Island-hopping by Turboprop
Neil is currently working on the paperback design, which is slightly more complicated than the ebook because this title has so many illustrations.  It’s essential to make sure that you don’t have a separation of text and photo with big white gaps, but this makes formatting difficult.  In the ebook, there’s a way (see Guido Henkel’s Zen of Ebook Formatting) of locking pics onto the relevant text and making them vary in size depending on the size of text selected by the Kindle reader.  If you’re into advanced ebook creation then Guido Henkel is your man.  If, like me, you favour a slightly easier approach, then how to Self-Publish Your Book by Jessica Bell (part of her “Writing in a Nutshell” series)  is probably all you need. For the paperback, Neil uses InDesign’s professional edition and it looks like hell on a computer screen - my creative mind goes fuzzy just looking at it! But using InDesign means that the finished result should look exactly the way you’d imagined it, wherever and however it’s printed.
The decaying totems of Haida Gwaii
We’re hoping that the Create Space edition will be available at the end of March.  In the meantime we’re also going to be trialing Ingram Spark for worldwide sales on all other platforms including the i-store.
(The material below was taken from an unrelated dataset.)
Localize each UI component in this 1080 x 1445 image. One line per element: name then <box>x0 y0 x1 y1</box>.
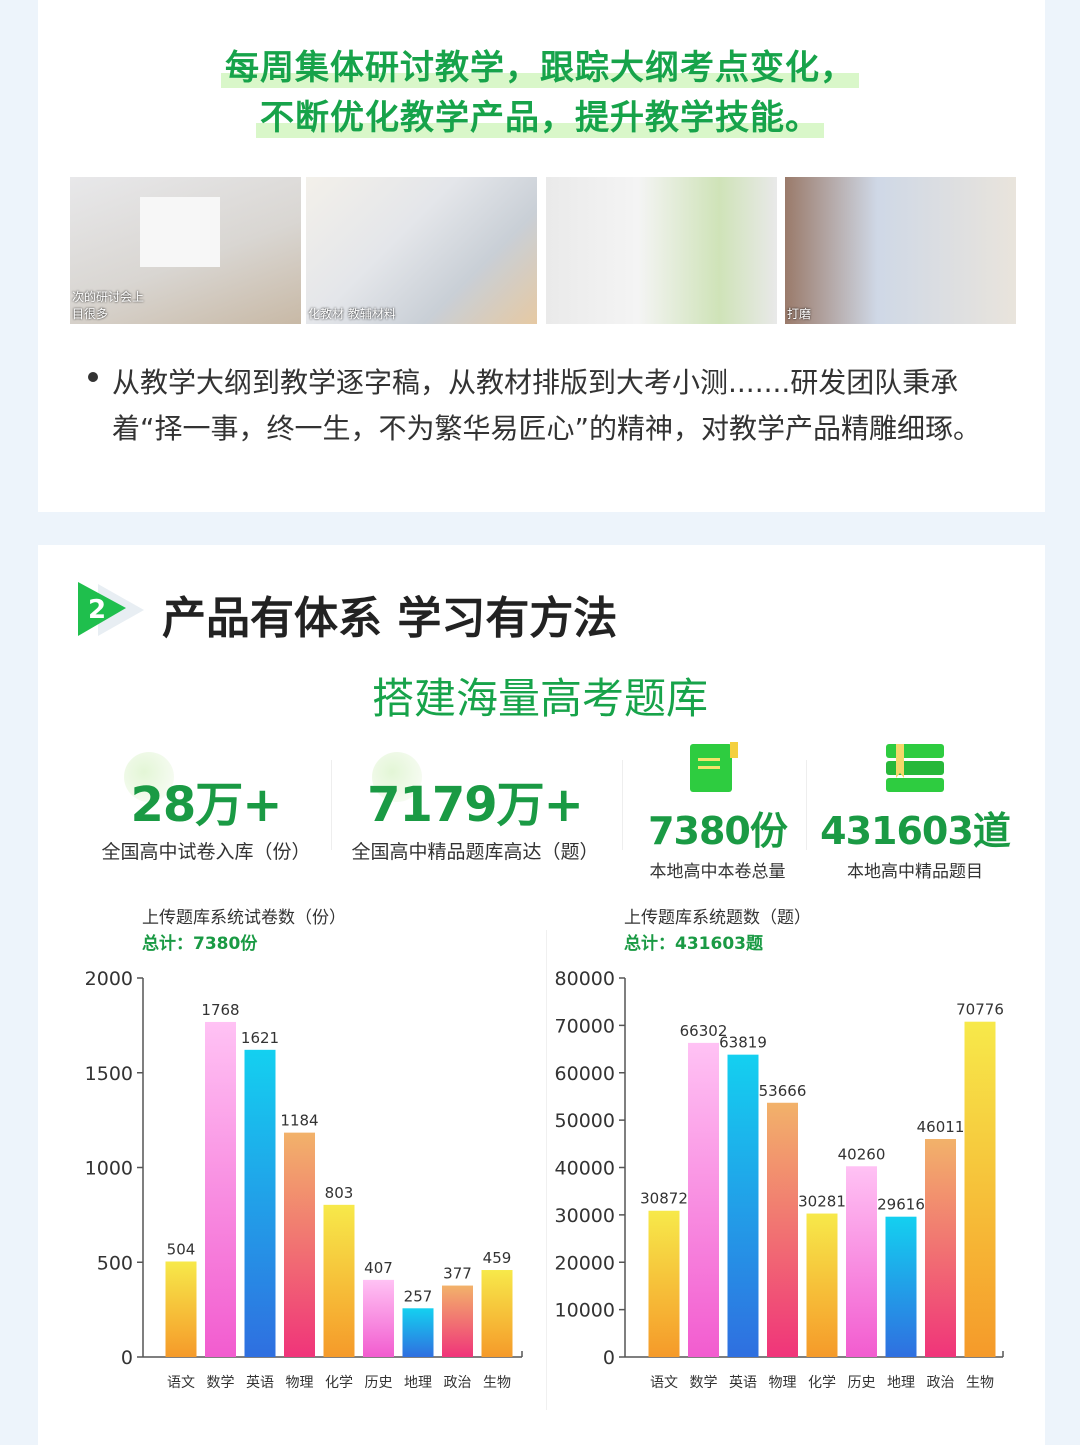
section-subtitle: 搭建海量高考题库 <box>371 674 708 723</box>
bar-英语 <box>727 1054 759 1357</box>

Ingram do marketing and distribution for the big corporate publishers, but they were very quick to realise the power of independent publishing right at the beginning of the self-publishing revolution.  Their Spark offshoot has enabled self-publishers to use all the expertise available to the Big 5. They charge roughly the same as Amazon for marketing your work, so you still pocket the biggest share of the cover price and they seem to achieve better results than SmashWords.  We visited their stand at last year’s London Book Fair and talked to their representatives and were very impressed by their expertise and the range of options they offered, including E-libraries in the USA.  Ingram Spark are also recommended by the Alliance of Independent Authors.  I will report back on the experience once I’ve seen how it works for me.
Travelling to the distant abandoned villages of Haida Gwaii by Zodiac
The official launch of Travelling to the Edge of the World won't be until the beginning of April and I'm planning a small party in a local bistro with a few glasses of prosecco thrown in.  Everyone's invited, virtually and actually!  It will be almost a year since I set off on a journey of discovery to the furthest reaches of British Columbia - a journey that has changed my life.

Find out more on Kathleen's own Blog A Writer's Life

Vancouver Airport 2015
www.kathleenjones.co.uk
Kathleen Tweets incognito on @kathyferber
And wastes time on Facebook



Comments

Jan Needle said…
'Tricky' or not - the cover is fantastic! Congrats to you both.
Lydia Bennet said…
It looks great, good luck with the new book, hope it takes off more than even you do!